INTERVALO DE REENTRADA DE PESSOAS NAS CULTURAS E ÁREAS TRATADAS:
A reentrada na lavoura após a aplicação do produto, só deverá acorrer quando a calda aplicada estiver seca (24 horas). Caso seja necessária a reentrada na lavoura antes desse período, é necessário utilizar aqueles mesmos equipamentos de proteção individual usados durante a aplicação.

LIMITAÇÕES DE USO:
Fitotoxicidade para as culturas indicadas:
Nas culturas e doses recomendadas não houve qualquer efeito fitotóxico. Outras restrições a serem observadas:
Não foi observado até o momento restrições de uso para as culturas recomendadas.

DADOS RELATIVOS À PROTEÇÃO DA SAÚDE HUMANA ANTES DE USAR LEIA COM ATENÇÃO AS INSTRUÇÕES.

USE OS EQUIPAMENTOS DE PROTEÇÃO INDIVIDUAL COMO INDICADO.

PRECAUÇÕES GERAIS:
Produto para uso exclusivamente agrícola.
Não coma, não beba e não fume durante o manuseio e aplicação do produto.
Não manuseie ou aplique o produto sem os equipamentos de proteção individual (EPI) recomendados.
Os equipamentos de proteção individual (EPI) recomendados devem ser vestidos na seguinte ordem: macacão, botas, avental, máscara, óculos, touca árabe e luvas.
Não utilize equipamentos de proteção individual (EPI) danificados.
Não utilize equipamentos com vazamentos ou defeitos.
Não desentupa bicos, orifícios e válvulas com a boca.
Não transporte o produto juntamente com alimentos, medicamentos, rações, animais e pessoas.

PRECAUÇÕES NA PREPARAÇÃO DA CALDA:
Produto extremamente irritante para os olhos.
Caso ocorra contato acidental da pessoa com o produto, siga as orientações descritas em primeiros socorros e procure rapidamente um serviço médico de emergência.
Ao abrir a embalagem, faça-o de modo a evitar respingos.
Utilize equipamento de proteção individual - EPI: macacão de algodão hidrorrepelente com CA do Ministério do Trabalho com mangas compridas passando por cima do punho das luvas e as pernas das calças por cima das botas; botas de borracha; avental impermeável; máscara com filtro combinado (filtro químico contra vapores orgânicos e filtro mecânico); óculos de segurança com proteção lateral; touca árabe e luvas de nitrila.
Manuseie o produto em local aberto e ventilado.
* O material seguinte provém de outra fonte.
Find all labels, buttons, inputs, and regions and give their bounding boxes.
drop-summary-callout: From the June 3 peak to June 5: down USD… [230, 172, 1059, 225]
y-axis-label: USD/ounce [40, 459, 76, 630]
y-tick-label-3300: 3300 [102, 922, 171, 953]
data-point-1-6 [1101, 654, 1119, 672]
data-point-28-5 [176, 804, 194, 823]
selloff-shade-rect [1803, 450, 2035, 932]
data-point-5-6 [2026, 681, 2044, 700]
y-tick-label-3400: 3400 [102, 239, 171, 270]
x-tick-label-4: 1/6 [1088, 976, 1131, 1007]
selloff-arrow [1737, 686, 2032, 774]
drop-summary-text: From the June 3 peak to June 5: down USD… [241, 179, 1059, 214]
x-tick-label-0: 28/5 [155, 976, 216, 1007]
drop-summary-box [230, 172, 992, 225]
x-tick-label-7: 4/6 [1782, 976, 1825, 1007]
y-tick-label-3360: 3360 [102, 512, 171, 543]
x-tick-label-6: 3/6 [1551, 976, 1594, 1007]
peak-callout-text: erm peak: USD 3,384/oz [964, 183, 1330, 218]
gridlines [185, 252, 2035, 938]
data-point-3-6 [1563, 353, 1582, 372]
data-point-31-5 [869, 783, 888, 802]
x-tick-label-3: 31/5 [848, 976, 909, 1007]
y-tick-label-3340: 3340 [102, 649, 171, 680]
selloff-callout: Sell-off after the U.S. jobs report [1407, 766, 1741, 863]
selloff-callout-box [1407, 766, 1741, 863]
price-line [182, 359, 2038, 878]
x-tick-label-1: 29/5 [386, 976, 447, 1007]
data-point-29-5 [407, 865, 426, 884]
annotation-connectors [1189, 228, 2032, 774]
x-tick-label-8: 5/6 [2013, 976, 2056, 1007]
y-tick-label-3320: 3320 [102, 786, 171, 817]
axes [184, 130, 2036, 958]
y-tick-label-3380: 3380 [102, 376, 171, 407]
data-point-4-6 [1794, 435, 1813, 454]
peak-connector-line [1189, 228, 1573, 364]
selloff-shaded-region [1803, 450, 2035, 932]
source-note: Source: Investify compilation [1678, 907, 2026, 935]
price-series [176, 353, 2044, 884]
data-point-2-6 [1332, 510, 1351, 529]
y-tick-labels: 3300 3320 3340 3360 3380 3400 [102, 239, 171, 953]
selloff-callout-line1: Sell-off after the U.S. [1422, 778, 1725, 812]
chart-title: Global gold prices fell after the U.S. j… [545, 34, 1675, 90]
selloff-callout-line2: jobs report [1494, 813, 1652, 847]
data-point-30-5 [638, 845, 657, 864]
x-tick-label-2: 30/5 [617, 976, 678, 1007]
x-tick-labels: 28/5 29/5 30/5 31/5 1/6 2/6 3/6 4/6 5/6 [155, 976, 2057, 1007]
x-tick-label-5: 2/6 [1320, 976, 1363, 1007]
PRECAUÇÕES DURANTE A APLICAÇÃO:
Evite o máximo possível o contato com a área tratada.
Não aplique o produto na presença de ventos fortes e nas horas mais quentes do dia.
Verifique a direção do vento e aplique de modo a não entrar na névoa do produto.
Aplique o produto somente nas doses recomendadas e observe o intervalo de segurança (intervalo de tempo entre a última aplicação e a colheita).
Utilize equipamento de proteção individual - EPI: macacão de algodão hidrorrepelente com CA do Ministério do Trabalho com mangas compridas passando por cima do punho das luvas e as pernas das calças por cima das botas; botas de borracha; máscara com filtro combinado (filtro qufmico contra vapores orgânicos e filtro mecânico); óculos de segurança com proteção lateral; touca árabe e luvas de nitrila.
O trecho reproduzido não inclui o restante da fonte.